The type of 'x_init' is Array{Real,1}
The type of 'fixed_args' isArray{Real,1}
The type of 'ODE_params' is Array{Real,1}
The type of 'ICs_and_IC_ratios' is Array{Real,1}
The type of 'ODE_ICs' is Array{Float64,1}
The type of 'ODE_ICs_scaled' is Array{Float64,1}
The type of 't_span' is Array{Float64,1}
The type of 'sol' is ODESolution{Float64,2,Array{Array{Float64,1},1},Nothing,Nothing,Array{Float64,1},Array{Array{Array{Float64,1},1},1},ODEProblem{Array{Float64,1},Tuple{Float64,Float64},true,Array{Real,1},ODEFunction{true,typeof(One_Age_Model),UniformScaling{Bool},Nothing,Nothing,Nothing,Nothing,Nothing,Nothing,Nothing,Nothing,Nothing,Nothing,Nothing,Nothing},Base.Iterators.Pairs{Union{},Union{},Tuple{},NamedTuple{(),Tuple{}}},DiffEqBase.StandardODEProblem},Tsit5,OrdinaryDiffEq.InterpolationData{ODEFunction{true,typeof(One_Age_Model),UniformScaling{Bool},Nothing,Nothing,Nothing,Nothing,Nothing,Nothing,Nothing,Nothing,Nothing,Nothing,Nothing,Nothing},Array{Array{Float64,1},1},Array{Float64,1},Array{Array{Array{Float64,1},1},1},OrdinaryDiffEq.Tsit5Cache{Array{Float64,1},Array{Float64,1},Array{Float64,1},OrdinaryDiffEq.Tsit5ConstantCache{Float64,Float64}}},DiffEqBase.DEStats}
The type of 'sol' is DataFrame
The type of 'var_pred' is Array{Float64,1}
The type of 'var_obs' is Array{Float64,1}
The type of 'norm_sum' is Float64
The type of 'mean_norm' is Float64
The type of 'objective(x_init)' is Float64

(Note: that type(sol) was called twice–before and after converting it into a DataFrame.) Does this shed any light on the problem?

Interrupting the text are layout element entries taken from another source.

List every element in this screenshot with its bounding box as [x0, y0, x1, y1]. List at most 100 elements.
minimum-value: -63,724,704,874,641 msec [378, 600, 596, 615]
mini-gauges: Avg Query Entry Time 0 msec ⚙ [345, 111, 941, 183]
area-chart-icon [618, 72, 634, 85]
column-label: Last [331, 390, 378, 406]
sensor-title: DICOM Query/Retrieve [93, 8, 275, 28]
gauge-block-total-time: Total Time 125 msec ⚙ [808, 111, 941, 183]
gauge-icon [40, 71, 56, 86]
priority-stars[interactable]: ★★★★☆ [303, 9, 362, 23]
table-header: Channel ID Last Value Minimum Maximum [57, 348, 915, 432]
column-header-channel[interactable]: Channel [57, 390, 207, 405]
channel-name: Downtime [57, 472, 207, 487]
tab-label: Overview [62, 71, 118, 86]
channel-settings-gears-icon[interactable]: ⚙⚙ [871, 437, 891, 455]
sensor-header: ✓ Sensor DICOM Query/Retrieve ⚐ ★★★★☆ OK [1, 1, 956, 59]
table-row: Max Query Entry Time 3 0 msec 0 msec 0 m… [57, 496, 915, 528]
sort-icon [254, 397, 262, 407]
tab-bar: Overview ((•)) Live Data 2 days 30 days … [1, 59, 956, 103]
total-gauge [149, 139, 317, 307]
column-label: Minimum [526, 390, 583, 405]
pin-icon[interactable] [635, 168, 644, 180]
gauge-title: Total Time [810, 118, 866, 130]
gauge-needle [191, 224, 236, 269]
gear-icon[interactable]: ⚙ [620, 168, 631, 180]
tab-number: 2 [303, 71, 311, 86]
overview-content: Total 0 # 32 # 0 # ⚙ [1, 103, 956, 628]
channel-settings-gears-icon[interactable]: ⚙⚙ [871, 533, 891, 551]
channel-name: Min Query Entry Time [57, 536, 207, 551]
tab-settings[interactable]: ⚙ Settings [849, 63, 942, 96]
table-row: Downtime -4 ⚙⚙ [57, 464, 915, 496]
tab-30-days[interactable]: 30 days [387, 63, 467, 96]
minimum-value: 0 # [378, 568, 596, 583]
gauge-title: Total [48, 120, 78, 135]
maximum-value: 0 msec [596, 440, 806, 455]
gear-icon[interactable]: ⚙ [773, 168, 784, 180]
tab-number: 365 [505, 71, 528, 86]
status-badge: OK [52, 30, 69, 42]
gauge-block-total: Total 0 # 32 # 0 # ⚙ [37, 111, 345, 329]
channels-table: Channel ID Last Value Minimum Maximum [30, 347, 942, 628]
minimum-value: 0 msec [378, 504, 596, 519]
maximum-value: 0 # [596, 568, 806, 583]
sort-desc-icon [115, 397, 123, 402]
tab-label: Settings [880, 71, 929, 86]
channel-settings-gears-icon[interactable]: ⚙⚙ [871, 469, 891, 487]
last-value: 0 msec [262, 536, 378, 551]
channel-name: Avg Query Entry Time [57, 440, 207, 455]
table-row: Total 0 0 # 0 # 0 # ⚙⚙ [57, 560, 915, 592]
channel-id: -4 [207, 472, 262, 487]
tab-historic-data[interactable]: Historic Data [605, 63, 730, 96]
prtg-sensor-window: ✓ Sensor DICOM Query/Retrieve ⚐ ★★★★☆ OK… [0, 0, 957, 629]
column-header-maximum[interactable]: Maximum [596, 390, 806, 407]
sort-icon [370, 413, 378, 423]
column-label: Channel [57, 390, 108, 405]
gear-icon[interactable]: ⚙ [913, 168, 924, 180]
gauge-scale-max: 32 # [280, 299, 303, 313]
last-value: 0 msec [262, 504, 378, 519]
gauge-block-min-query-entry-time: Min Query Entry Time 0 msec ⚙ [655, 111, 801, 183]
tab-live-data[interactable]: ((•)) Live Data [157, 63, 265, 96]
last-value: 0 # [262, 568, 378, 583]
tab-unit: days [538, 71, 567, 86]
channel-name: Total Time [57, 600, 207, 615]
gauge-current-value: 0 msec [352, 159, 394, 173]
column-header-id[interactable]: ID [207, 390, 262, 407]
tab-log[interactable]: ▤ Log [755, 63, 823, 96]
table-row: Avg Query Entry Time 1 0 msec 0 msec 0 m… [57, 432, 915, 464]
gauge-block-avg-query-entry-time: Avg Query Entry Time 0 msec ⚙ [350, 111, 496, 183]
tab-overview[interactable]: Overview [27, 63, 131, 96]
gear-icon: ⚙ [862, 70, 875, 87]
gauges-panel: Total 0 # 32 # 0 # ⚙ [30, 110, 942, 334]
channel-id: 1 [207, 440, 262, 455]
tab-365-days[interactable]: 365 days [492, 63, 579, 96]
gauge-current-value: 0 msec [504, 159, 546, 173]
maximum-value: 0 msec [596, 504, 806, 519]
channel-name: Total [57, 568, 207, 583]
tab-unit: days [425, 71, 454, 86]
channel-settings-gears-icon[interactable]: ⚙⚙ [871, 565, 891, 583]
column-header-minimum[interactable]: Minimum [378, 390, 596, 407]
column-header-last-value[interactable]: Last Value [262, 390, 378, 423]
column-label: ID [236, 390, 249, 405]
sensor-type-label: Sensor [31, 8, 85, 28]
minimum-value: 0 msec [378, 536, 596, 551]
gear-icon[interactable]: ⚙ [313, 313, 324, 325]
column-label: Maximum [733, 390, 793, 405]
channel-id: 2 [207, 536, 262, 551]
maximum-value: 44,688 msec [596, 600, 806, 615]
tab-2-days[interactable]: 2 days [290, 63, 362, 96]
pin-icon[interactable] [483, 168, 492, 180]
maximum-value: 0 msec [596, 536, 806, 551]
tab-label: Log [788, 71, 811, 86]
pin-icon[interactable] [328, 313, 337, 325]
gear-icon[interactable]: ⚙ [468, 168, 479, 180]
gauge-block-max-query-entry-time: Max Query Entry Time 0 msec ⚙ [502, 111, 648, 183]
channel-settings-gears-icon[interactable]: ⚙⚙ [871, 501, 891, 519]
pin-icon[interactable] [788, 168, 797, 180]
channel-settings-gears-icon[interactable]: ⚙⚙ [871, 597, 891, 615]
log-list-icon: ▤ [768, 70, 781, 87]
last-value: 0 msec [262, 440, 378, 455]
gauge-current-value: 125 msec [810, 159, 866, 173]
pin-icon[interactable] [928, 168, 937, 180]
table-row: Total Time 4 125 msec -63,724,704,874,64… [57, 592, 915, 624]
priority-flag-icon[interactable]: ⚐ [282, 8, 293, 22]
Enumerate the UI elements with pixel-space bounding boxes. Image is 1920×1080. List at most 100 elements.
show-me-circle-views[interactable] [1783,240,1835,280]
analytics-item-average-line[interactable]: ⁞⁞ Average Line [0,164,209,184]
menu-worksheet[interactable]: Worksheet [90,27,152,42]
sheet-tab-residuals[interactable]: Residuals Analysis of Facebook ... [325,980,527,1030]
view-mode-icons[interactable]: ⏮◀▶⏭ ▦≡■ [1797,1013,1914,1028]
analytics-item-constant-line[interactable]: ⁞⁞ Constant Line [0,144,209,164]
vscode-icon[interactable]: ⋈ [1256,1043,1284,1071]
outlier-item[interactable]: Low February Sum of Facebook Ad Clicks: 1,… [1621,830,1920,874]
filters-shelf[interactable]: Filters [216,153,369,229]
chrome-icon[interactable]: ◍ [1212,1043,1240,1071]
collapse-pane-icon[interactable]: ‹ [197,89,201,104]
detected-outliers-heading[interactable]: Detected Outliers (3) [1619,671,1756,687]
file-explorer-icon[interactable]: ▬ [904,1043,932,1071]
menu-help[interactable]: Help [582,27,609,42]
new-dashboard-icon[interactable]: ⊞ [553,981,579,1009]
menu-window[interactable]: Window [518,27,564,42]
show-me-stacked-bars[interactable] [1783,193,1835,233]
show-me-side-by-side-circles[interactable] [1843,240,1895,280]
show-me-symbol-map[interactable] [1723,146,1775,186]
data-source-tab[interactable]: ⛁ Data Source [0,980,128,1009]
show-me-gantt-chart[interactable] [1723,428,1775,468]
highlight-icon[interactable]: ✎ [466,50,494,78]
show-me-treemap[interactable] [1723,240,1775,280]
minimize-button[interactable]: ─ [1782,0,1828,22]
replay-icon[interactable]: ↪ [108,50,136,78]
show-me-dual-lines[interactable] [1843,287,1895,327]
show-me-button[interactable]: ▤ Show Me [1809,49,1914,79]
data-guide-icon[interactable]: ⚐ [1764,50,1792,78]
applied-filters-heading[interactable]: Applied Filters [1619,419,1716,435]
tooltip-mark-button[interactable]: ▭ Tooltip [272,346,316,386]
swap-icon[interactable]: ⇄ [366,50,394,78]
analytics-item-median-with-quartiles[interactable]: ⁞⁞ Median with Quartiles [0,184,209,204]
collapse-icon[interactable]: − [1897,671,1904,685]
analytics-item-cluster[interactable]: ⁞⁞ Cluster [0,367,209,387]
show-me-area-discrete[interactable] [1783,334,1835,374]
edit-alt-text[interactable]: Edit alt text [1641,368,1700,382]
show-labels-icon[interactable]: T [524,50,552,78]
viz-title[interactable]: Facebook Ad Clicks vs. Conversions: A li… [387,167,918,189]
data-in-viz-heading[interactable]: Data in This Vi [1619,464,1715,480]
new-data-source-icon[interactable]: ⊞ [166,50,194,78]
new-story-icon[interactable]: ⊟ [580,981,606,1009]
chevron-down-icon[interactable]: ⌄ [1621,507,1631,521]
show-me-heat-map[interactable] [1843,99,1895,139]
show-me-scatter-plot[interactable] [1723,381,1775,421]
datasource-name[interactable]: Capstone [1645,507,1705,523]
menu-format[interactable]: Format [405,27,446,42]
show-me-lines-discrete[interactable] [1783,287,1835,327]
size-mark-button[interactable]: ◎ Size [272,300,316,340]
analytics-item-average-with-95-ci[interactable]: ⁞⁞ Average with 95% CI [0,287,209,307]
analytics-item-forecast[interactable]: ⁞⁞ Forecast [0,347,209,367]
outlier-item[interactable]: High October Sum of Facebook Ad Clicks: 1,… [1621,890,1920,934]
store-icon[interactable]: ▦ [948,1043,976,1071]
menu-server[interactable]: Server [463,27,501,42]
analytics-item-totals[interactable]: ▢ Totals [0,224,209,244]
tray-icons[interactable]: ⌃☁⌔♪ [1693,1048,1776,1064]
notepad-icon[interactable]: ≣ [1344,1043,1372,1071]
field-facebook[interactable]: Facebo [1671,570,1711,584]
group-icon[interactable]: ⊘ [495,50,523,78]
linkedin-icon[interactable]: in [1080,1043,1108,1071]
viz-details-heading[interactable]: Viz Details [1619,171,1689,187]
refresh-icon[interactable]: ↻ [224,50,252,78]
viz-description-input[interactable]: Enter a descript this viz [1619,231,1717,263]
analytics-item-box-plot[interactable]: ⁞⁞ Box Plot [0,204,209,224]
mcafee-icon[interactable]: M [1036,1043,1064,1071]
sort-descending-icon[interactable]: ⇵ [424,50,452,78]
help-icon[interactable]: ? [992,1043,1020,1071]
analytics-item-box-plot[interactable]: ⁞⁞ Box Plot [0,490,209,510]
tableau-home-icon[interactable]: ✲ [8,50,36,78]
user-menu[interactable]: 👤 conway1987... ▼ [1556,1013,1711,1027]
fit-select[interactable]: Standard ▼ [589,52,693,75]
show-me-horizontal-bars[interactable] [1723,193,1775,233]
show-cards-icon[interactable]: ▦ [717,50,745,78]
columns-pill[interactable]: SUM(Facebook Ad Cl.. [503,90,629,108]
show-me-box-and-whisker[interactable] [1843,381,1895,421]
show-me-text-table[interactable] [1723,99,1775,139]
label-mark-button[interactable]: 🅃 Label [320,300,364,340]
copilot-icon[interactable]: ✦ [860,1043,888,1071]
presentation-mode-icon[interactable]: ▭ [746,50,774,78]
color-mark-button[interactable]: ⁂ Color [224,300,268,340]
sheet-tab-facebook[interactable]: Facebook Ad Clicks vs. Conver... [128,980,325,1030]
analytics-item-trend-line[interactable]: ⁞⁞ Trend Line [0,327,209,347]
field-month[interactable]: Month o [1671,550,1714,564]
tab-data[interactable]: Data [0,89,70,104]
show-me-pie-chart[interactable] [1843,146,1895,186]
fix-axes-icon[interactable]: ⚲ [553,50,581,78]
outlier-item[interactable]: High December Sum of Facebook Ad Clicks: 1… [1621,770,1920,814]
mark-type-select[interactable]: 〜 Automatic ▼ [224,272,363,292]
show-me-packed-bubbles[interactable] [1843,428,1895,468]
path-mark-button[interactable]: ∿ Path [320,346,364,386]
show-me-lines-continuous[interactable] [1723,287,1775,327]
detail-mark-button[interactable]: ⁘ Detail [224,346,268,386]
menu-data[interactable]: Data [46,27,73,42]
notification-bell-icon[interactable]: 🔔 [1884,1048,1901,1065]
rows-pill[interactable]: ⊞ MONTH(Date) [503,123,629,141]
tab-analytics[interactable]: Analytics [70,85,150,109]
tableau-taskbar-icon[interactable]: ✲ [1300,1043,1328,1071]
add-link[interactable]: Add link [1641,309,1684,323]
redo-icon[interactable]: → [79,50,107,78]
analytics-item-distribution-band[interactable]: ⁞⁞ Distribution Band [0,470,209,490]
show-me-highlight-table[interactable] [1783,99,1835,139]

Should all of the Float64’s be changed to Real’s where possible?

I can try to come up with a MWE, but it’ll take me some time…

Update: It seems to be working now! Unfortunately I still don’t know what the problem was that I fixed…I will post an update here if I end up figuring out what it was that was causing the issue.